A ideia de repensar as questões do passado colonial está também presente na instalação Illusions Vol. I, Narcissus and Echo de Grada Kilomba. A artista reconta o mito grego de Narciso e Eco, desconstruindo-o gradualmente e transformando-o numa analogia a uma sociedade que não resolveu o seu passado colonial e que é incapaz de ver além do seu próprio reflexo. Ao recorrer ao vídeo, à performance, ao som e à narração, Grada Kilomba retoma a tradição da oralidade da África Ocidental, fundamental para a preservação do conhecimento durante séculos, explorando também o poder de elementos culturais e tradições da diáspora africana (a oralidade, a produção musical e performativa).

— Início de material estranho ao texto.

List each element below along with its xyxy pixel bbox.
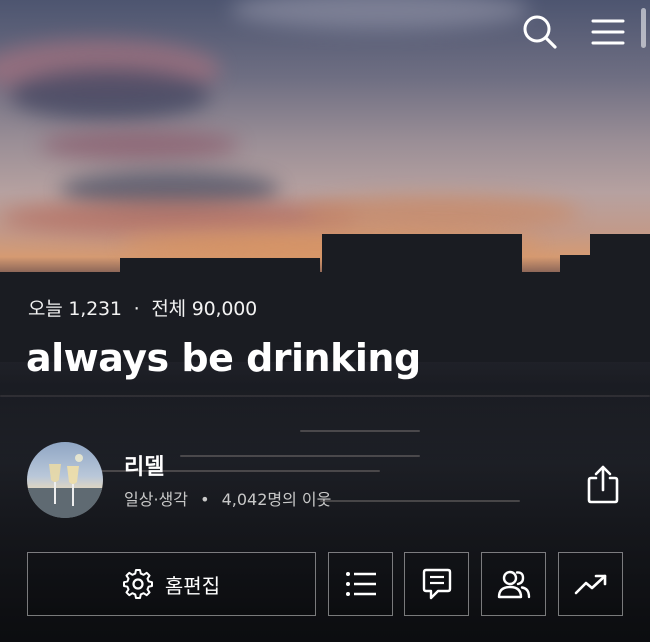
blog-category: 일상·생각 [124, 490, 188, 509]
neighbor-count[interactable]: 4,042명의 이웃 [222, 490, 332, 509]
search-button[interactable] [520, 12, 560, 52]
share-button[interactable] [582, 462, 624, 506]
blog-nickname[interactable]: 리델 [124, 449, 164, 481]
blog-title: always be drinking [26, 336, 421, 380]
avatar[interactable] [27, 442, 103, 518]
search-icon [521, 13, 559, 51]
visitor-counts: 오늘 1,231 · 전체 90,000 [28, 294, 257, 321]
stats-button[interactable] [558, 552, 623, 616]
people-icon [497, 569, 531, 599]
today-count: 1,231 [68, 298, 122, 320]
trending-up-icon [574, 573, 608, 595]
blog-meta: 일상·생각 • 4,042명의 이웃 [124, 486, 331, 510]
edit-home-button[interactable]: 홈편집 [27, 552, 316, 616]
total-count: 90,000 [191, 298, 258, 320]
share-icon [586, 464, 620, 504]
separator-dot: · [133, 298, 140, 320]
list-icon [345, 571, 377, 597]
scrollbar[interactable] [641, 8, 646, 48]
guestbook-button[interactable] [404, 552, 469, 616]
total-label: 전체 [151, 298, 186, 320]
comment-icon [422, 568, 452, 600]
today-label: 오늘 [28, 298, 63, 320]
bullet: • [200, 490, 210, 509]
post-list-button[interactable] [328, 552, 393, 616]
gear-icon [122, 569, 153, 599]
edit-home-label: 홈편집 [164, 573, 221, 598]
hamburger-menu-icon [591, 17, 625, 47]
neighbors-button[interactable] [481, 552, 546, 616]
cover-image [0, 0, 650, 642]
menu-button[interactable] [588, 12, 628, 52]
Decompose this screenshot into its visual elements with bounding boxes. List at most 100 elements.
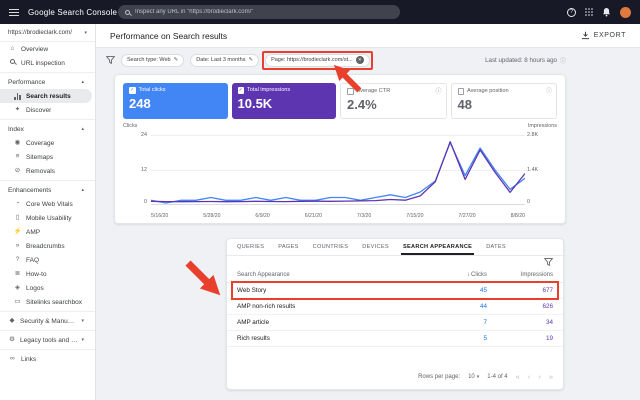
- metric-value: 248: [129, 95, 151, 111]
- chevron-down-icon: ▾: [81, 337, 84, 343]
- tab-countries[interactable]: COUNTRIES: [306, 239, 356, 255]
- sidebar-item-breadcrumbs[interactable]: » Breadcrumbs: [0, 239, 92, 253]
- sidebar-group-security-manual-actions[interactable]: ◆ Security & Manual Actions ▾: [0, 314, 92, 328]
- sidebar-item-core-web-vitals[interactable]: ◔ Core Web Vitals: [0, 197, 92, 211]
- amp-lightning-icon: ⚡: [13, 227, 22, 235]
- sort-desc-icon: ↓: [467, 272, 470, 278]
- tab-queries[interactable]: QUERIES: [230, 239, 271, 255]
- sidebar-item-removals[interactable]: ⊘ Removals: [0, 164, 92, 178]
- searchbox-icon: ▭: [14, 297, 21, 305]
- sidebar-item-discover[interactable]: ✦ Discover: [0, 103, 92, 117]
- left-tick: 0: [144, 199, 147, 205]
- table-header-row: Search Appearance ↓Clicks Impressions: [227, 268, 563, 283]
- metric-value: 2.4%: [347, 96, 377, 112]
- chevron-down-icon: ▾: [476, 373, 480, 380]
- sidebar-item-logos[interactable]: ◈ Logos: [0, 281, 92, 295]
- right-axis-label: Impressions: [527, 123, 557, 129]
- tab-search-appearance[interactable]: SEARCH APPEARANCE: [396, 239, 479, 255]
- export-button[interactable]: EXPORT: [581, 31, 626, 40]
- table-row-amp-non-rich[interactable]: AMP non-rich results 44 626: [227, 299, 563, 315]
- edit-pencil-icon[interactable]: ✎: [248, 57, 253, 63]
- hamburger-menu-icon[interactable]: [9, 8, 19, 16]
- checkbox-checked-icon[interactable]: ✓: [129, 87, 136, 94]
- filter-funnel-icon[interactable]: [106, 56, 115, 64]
- topbar: Google Search Console ?: [0, 0, 640, 24]
- sidebar-item-url-inspection[interactable]: URL inspection: [0, 56, 92, 70]
- right-tick: 1.4K: [527, 167, 539, 173]
- breadcrumbs-icon: »: [15, 241, 20, 249]
- pagination-first-icon[interactable]: «: [516, 372, 520, 381]
- sidebar-item-overview[interactable]: ⌂ Overview: [0, 42, 92, 56]
- sidebar-item-coverage[interactable]: ◉ Coverage: [0, 136, 92, 150]
- chevron-down-icon: ▾: [81, 318, 84, 324]
- speedometer-icon: ◔: [15, 199, 20, 207]
- tab-devices[interactable]: DEVICES: [355, 239, 396, 255]
- performance-line-chart: Clicks Impressions 24 12 0 2.8K 1.4K 0 5…: [123, 123, 557, 219]
- metric-card-average-position[interactable]: Average position 48 ⓘ: [450, 83, 557, 119]
- help-icon[interactable]: ?: [567, 7, 576, 17]
- sidebar-group-legacy-tools[interactable]: ⚙ Legacy tools and reports ▾: [0, 333, 92, 347]
- table-row-rich-results[interactable]: Rich results 5 19: [227, 331, 563, 347]
- pagination-next-icon[interactable]: ›: [538, 372, 541, 381]
- metric-card-average-ctr[interactable]: Average CTR 2.4% ⓘ: [340, 83, 447, 119]
- tab-dates[interactable]: DATES: [479, 239, 513, 255]
- close-icon[interactable]: ✕: [355, 56, 364, 64]
- sidebar-group-performance[interactable]: Performance ▴: [0, 75, 92, 89]
- sidebar-item-sitelinks-searchbox[interactable]: ▭ Sitelinks searchbox: [0, 295, 92, 309]
- checkbox-checked-icon[interactable]: ✓: [237, 87, 244, 94]
- discover-icon: ✦: [14, 105, 21, 113]
- chevron-up-icon: ▴: [81, 79, 84, 85]
- logos-icon: ◈: [15, 283, 20, 291]
- sidebar-item-sitemaps[interactable]: ≡ Sitemaps: [0, 150, 92, 164]
- metric-card-total-impressions[interactable]: ✓ Total impressions 10.5K: [231, 83, 336, 119]
- table-row-web-story[interactable]: Web Story 45 677: [227, 281, 563, 300]
- home-icon: ⌂: [10, 44, 15, 52]
- app-title: Google Search Console: [28, 7, 118, 17]
- col-header-clicks[interactable]: ↓Clicks: [429, 272, 487, 278]
- link-icon: ∞: [10, 354, 15, 362]
- sidebar-item-how-to[interactable]: ≣ How-to: [0, 267, 92, 281]
- sitemaps-icon: ≡: [15, 152, 20, 160]
- metric-cards: ✓ Total clicks 248 ✓ Total impressions 10.…: [123, 83, 557, 119]
- property-selector[interactable]: https://brodieclark.com/ ▾: [0, 24, 95, 42]
- sidebar-item-search-results[interactable]: Search results: [0, 89, 92, 103]
- table-row-amp-article[interactable]: AMP article 7 34: [227, 315, 563, 331]
- col-header-impressions[interactable]: Impressions: [487, 272, 553, 278]
- rows-per-page-select[interactable]: 10 ▾: [468, 374, 479, 380]
- search-icon: [125, 9, 130, 15]
- tab-pages[interactable]: PAGES: [271, 239, 305, 255]
- sidebar-item-faq[interactable]: ? FAQ: [0, 253, 92, 267]
- info-icon: ⓘ: [545, 89, 552, 95]
- filter-funnel-icon[interactable]: [544, 258, 553, 266]
- url-inspect-searchbar[interactable]: [118, 5, 400, 19]
- sidebar-group-enhancements[interactable]: Enhancements ▴: [0, 183, 92, 197]
- sidebar-group-index[interactable]: Index ▴: [0, 122, 92, 136]
- sidebar-item-amp[interactable]: ⚡ AMP: [0, 225, 92, 239]
- performance-chart-panel: ✓ Total clicks 248 ✓ Total impressions 10.…: [114, 74, 566, 224]
- search-input[interactable]: [135, 9, 393, 15]
- sidebar-item-links[interactable]: ∞ Links: [0, 352, 92, 366]
- pagination-last-icon[interactable]: »: [549, 372, 553, 381]
- dimension-table-panel: QUERIES PAGES COUNTRIES DEVICES SEARCH A…: [226, 238, 564, 390]
- checkbox-unchecked-icon[interactable]: [347, 88, 354, 95]
- metric-card-total-clicks[interactable]: ✓ Total clicks 248: [123, 83, 228, 119]
- col-header-name[interactable]: Search Appearance: [237, 272, 429, 278]
- pagination-range: 1-4 of 4: [487, 373, 508, 380]
- notifications-bell-icon[interactable]: [602, 7, 611, 17]
- pagination-prev-icon[interactable]: ‹: [528, 372, 531, 381]
- edit-pencil-icon[interactable]: ✎: [174, 57, 179, 63]
- page-header: Performance on Search results EXPORT: [96, 24, 640, 48]
- avatar[interactable]: [620, 6, 631, 18]
- chevron-up-icon: ▴: [81, 187, 84, 193]
- magnifier-icon: [8, 59, 17, 67]
- right-tick: 0: [527, 199, 530, 205]
- filter-chip-page[interactable]: Page: https://brodieclark.com/st... ✕: [262, 50, 373, 70]
- filter-chip-date[interactable]: Date: Last 3 months ✎: [190, 53, 260, 67]
- info-icon: ⓘ: [559, 58, 566, 65]
- checkbox-unchecked-icon[interactable]: [457, 88, 464, 95]
- metric-value: 10.5K: [237, 95, 273, 111]
- filter-chip-search-type[interactable]: Search type: Web ✎: [121, 53, 185, 67]
- sidebar-item-mobile-usability[interactable]: ▯ Mobile Usability: [0, 211, 92, 225]
- apps-grid-icon[interactable]: [585, 8, 593, 16]
- pagination: Rows per page: 10 ▾ 1-4 of 4 « ‹ › »: [418, 372, 553, 381]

Já na instalação Hidden Pages, Stolen Bodies, de António Ole, o artista angolano aborda um passado mais sombrio, recontando a história de vidas negligenciadas, marcada pelo trabalho forçado sob o domínio colonial no final do século XX. As imagens e os objetos desta obra não são associados a indivíduos específicos: são corpos sem rosto, sem identidade que, para António Ole, demonstram a falta de memória da sociedade sobre um passado ignorado e anónimo, mas simultaneamente procuram reescrever as páginas desconhecidas da história angolana. O revisitar das páginas ocultas da memória cultural da época colonial é motivado pelo desejo de esboçar novas histórias, como meio de repensar o presente e o futuro, procurando lançar um outro olhar sobre a arte contemporânea africana e expressando realidades e discursos que muitas vezes são invisíveis ou subrepresentados no cenário artístico internacional.
O trabalho destes artistas foca-se no passado, mas procura pensar o presente, orientando-se para o futuro e demonstrando como a arte pode ser um mecanismo para a criação de novas linguagens, para contar novas histórias e para subverter narrativas dominantes.
[1] Achille Mbembe, Decolonizing knowledge and the question of the archive, 2015.
[2] Ana Cristina Cachola, «Escrever imagens em nome da guerra em Nostalgia de Maria Lusitano: Quando a colónia mostra a metrópole», Comunicação e Cultura, 2011, pp. 151-169.
[3] Márcia Oliveira, «Considerações sobre o arquivo em práticas artísticas pós-coloniais. Uma reflexão a partir da obra de Ângela Ferreira», Revista Faces de Eva, FCSH-UNL, 2018, pp. 107-114.